For answer, Merlini’s hand gripped mine suddenly and one long arm pointed. “Did you see that, Ross?”
Skelton Island moved past on our starboard side. It lies with its near-by neighbors, North Brother and South Brother Islands, in midchannel where Hell Gate widens out into Long Island Sound. Half a mile beyond I could just make out the faint, dotted-line pattern of lights from the windows of the city prison on the larger Riker’s Island.
The lighthouse on North Brother winked brightly at us, but Skelton Island was dark, except for one small gleam low on the water.
A projecting arm of the island moved between us and the light as I watched, blotting it out. “Houseboat, wasn’t it?”
“Yes, I think so.

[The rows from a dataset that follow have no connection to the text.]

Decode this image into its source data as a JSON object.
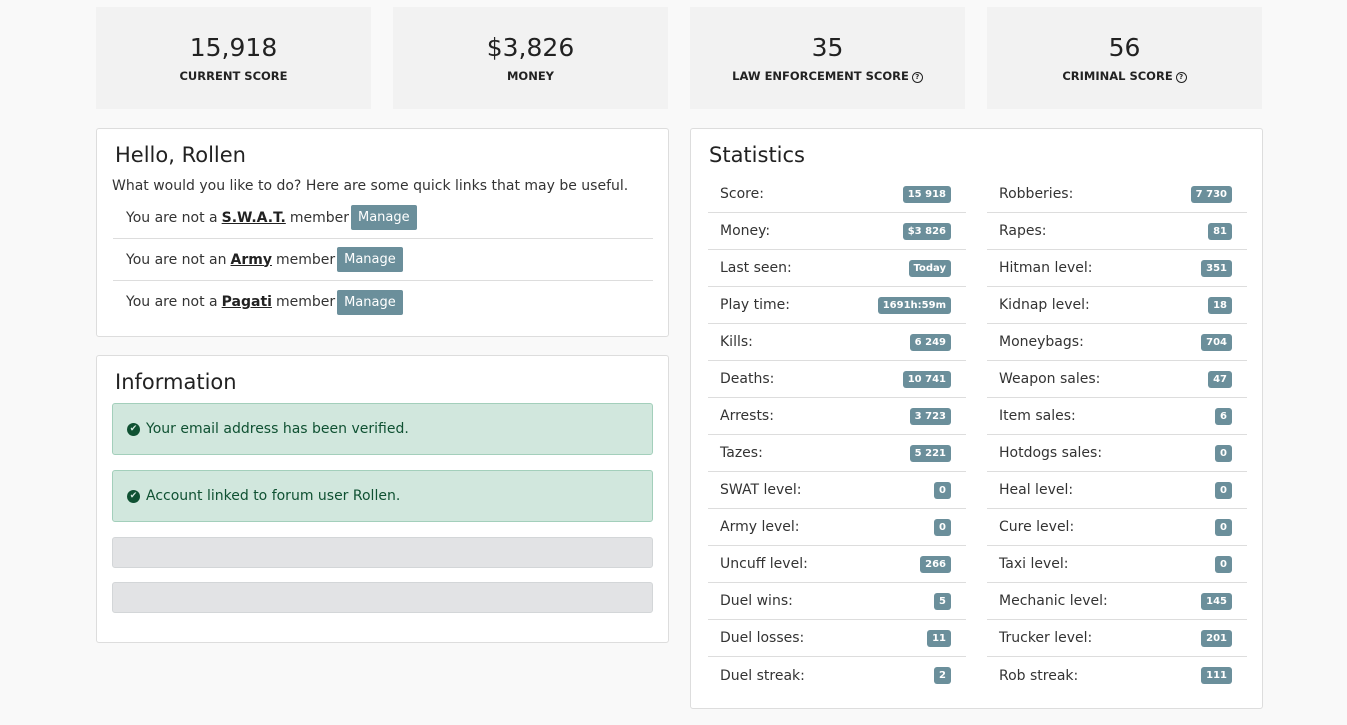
{
  "score_cards": [
    {
      "value": "15,918",
      "label": "CURRENT SCORE"
    },
    {
      "value": "$3,826",
      "label": "MONEY"
    },
    {
      "value": "35",
      "label": "LAW ENFORCEMENT SCORE"
    },
    {
      "value": "56",
      "label": "CRIMINAL SCORE"
    }
  ],
  "greeting": {
    "title": "Hello, Rollen",
    "intro": "What would you like to do? Here are some quick links that may be useful.",
    "links": [
      {
        "prefix": "You are not a",
        "group": "S.W.A.T.",
        "suffix": "member",
        "button": "Manage"
      },
      {
        "prefix": "You are not an",
        "group": "Army",
        "suffix": "member",
        "button": "Manage"
      },
      {
        "prefix": "You are not a",
        "group": "Pagati",
        "suffix": "member",
        "button": "Manage"
      }
    ]
  },
  "information": {
    "title": "Information",
    "alerts": [
      "Your email address has been verified.",
      "Account linked to forum user Rollen."
    ]
  },
  "statistics": {
    "title": "Statistics",
    "left": [
      {
        "label": "Score:",
        "value": "15 918"
      },
      {
        "label": "Money:",
        "value": "$3 826"
      },
      {
        "label": "Last seen:",
        "value": "Today"
      },
      {
        "label": "Play time:",
        "value": "1691h:59m"
      },
      {
        "label": "Kills:",
        "value": "6 249"
      },
      {
        "label": "Deaths:",
        "value": "10 741"
      },
      {
        "label": "Arrests:",
        "value": "3 723"
      },
      {
        "label": "Tazes:",
        "value": "5 221"
      },
      {
        "label": "SWAT level:",
        "value": "0"
      },
      {
        "label": "Army level:",
        "value": "0"
      },
      {
        "label": "Uncuff level:",
        "value": "266"
      },
      {
        "label": "Duel wins:",
        "value": "5"
      },
      {
        "label": "Duel losses:",
        "value": "11"
      },
      {
        "label": "Duel streak:",
        "value": "2"
      }
    ],
    "right": [
      {
        "label": "Robberies:",
        "value": "7 730"
      },
      {
        "label": "Rapes:",
        "value": "81"
      },
      {
        "label": "Hitman level:",
        "value": "351"
      },
      {
        "label": "Kidnap level:",
        "value": "18"
      },
      {
        "label": "Moneybags:",
        "value": "704"
      },
      {
        "label": "Weapon sales:",
        "value": "47"
      },
      {
        "label": "Item sales:",
        "value": "6"
      },
      {
        "label": "Hotdogs sales:",
        "value": "0"
      },
      {
        "label": "Heal level:",
        "value": "0"
      },
      {
        "label": "Cure level:",
        "value": "0"
      },
      {
        "label": "Taxi level:",
        "value": "0"
      },
      {
        "label": "Mechanic level:",
        "value": "145"
      },
      {
        "label": "Trucker level:",
        "value": "201"
      },
      {
        "label": "Rob streak:",
        "value": "111"
      }
    ]
  }
}
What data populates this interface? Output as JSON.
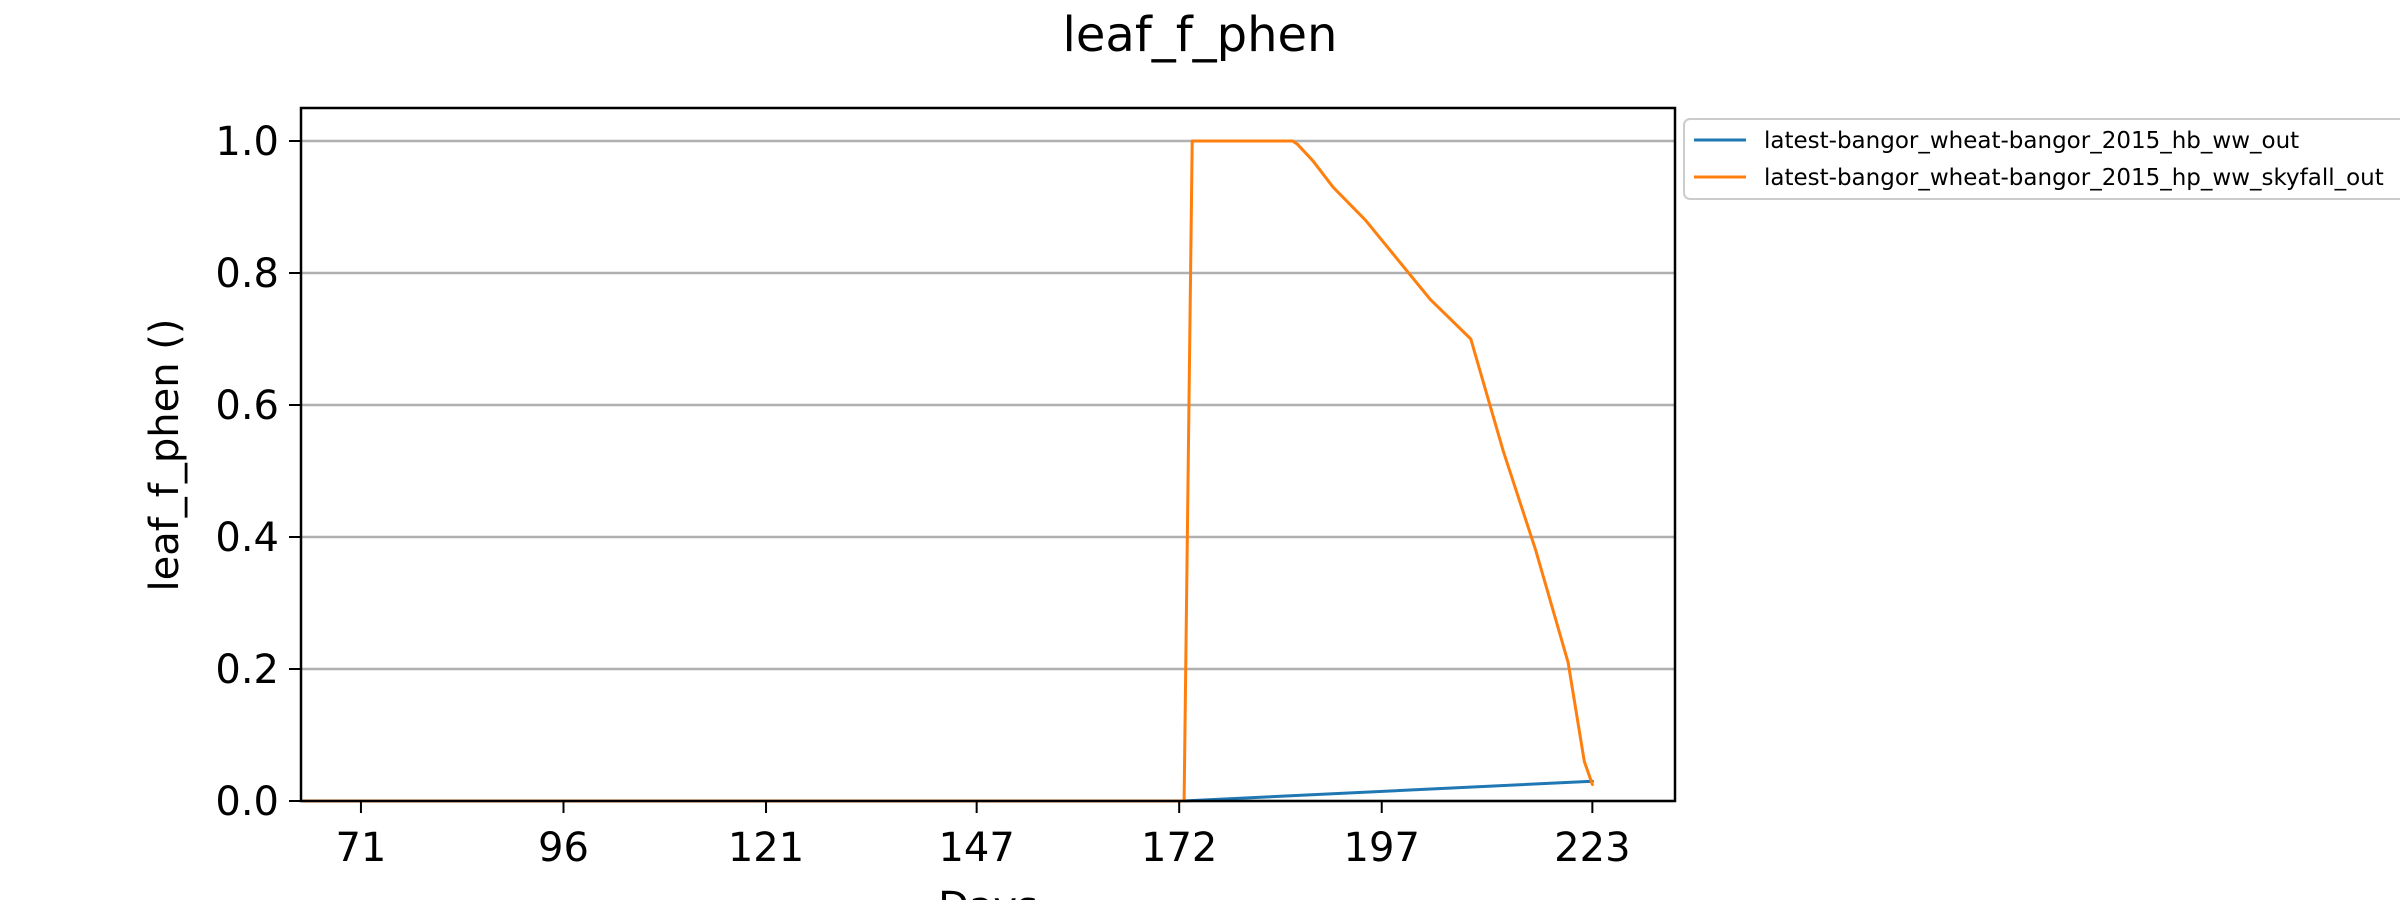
{
  "chart_data": {
    "type": "line",
    "title": "leaf_f_phen",
    "xlabel": "Days",
    "ylabel": "leaf_f_phen ()",
    "xlim": [
      63.6,
      233.2
    ],
    "ylim": [
      0.0,
      1.05
    ],
    "x_ticks": [
      71,
      96,
      121,
      147,
      172,
      197,
      223
    ],
    "y_ticks": [
      0.0,
      0.2,
      0.4,
      0.6,
      0.8,
      1.0
    ],
    "y_tick_labels": [
      "0.0",
      "0.2",
      "0.4",
      "0.6",
      "0.8",
      "1.0"
    ],
    "grid": "horizontal",
    "legend_position": "outside-top-right",
    "series": [
      {
        "name": "latest-bangor_wheat-bangor_2015_hb_ww_out",
        "color": "#1f77b4",
        "x": [
          64,
          110,
          150,
          172.5,
          223
        ],
        "y": [
          0.0,
          0.0,
          0.0,
          0.0,
          0.03
        ]
      },
      {
        "name": "latest-bangor_wheat-bangor_2015_hp_ww_skyfall_out",
        "color": "#ff7f0e",
        "x": [
          64,
          100,
          140,
          172.6,
          173.6,
          186,
          186.6,
          188.5,
          191,
          195,
          199,
          203,
          208,
          212,
          216,
          220,
          222,
          223
        ],
        "y": [
          0.0,
          0.0,
          0.0,
          0.0,
          1.0,
          1.0,
          0.995,
          0.97,
          0.93,
          0.88,
          0.82,
          0.76,
          0.7,
          0.53,
          0.38,
          0.21,
          0.06,
          0.025
        ]
      }
    ]
  }
}
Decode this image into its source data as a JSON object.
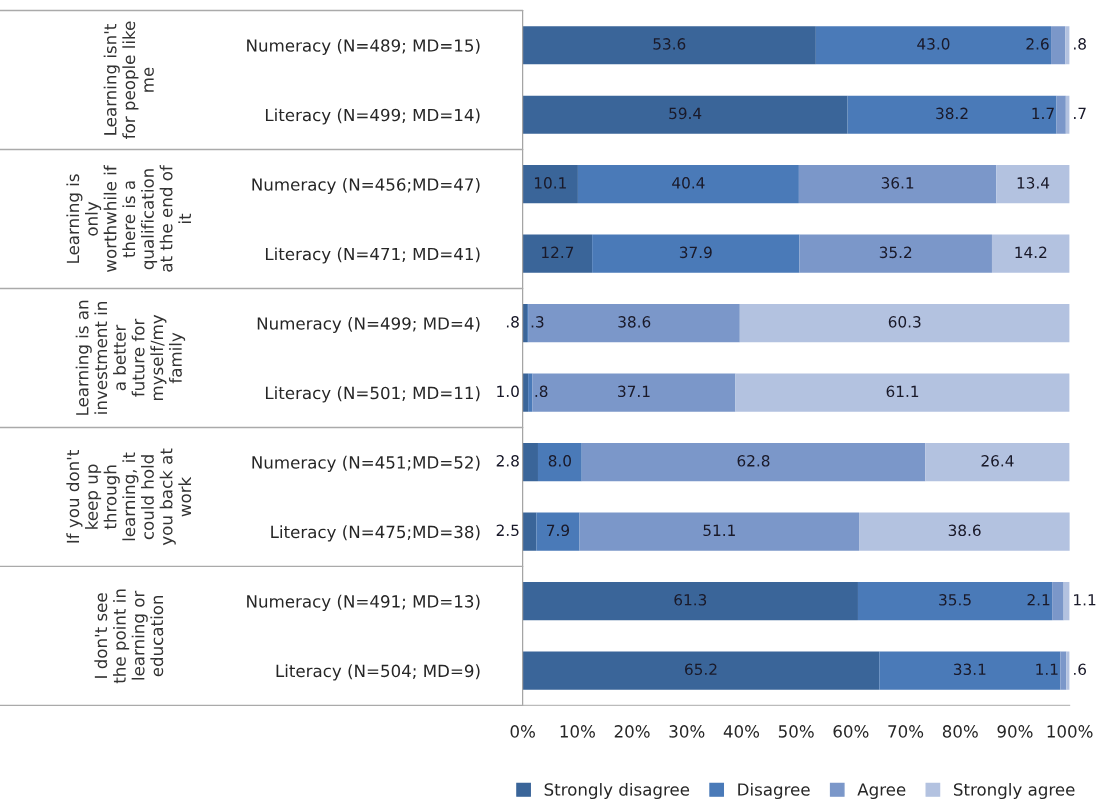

But that’s not what I meant. Up at the top of the island. Watch it.”
At its northern end, the island sloped upward to a high point on which a dark boxlike shape loomed above the trees, its heavy silhouette reminiscent of Nantucket and New Bedford. An ornamental balustrade encircled the flat roof, set back slightly from its projecting, topheavy eaves. There were gaps in the rows of flamboyantly carved balusters and in the array of squat wooden urns spaced out along the top rail. Two massive brick chimneys, one partly fallen in, rose within this enclosure on either side of a square pillbox of a penthouse that was the “Captain’s room.” This in turn was surmounted by a somewhat simpler balustrade that leaned in a rickety tired way enclosing the “widow’s walk.” The whole had a foreboding air of distinctly down-at-the-heel dignity.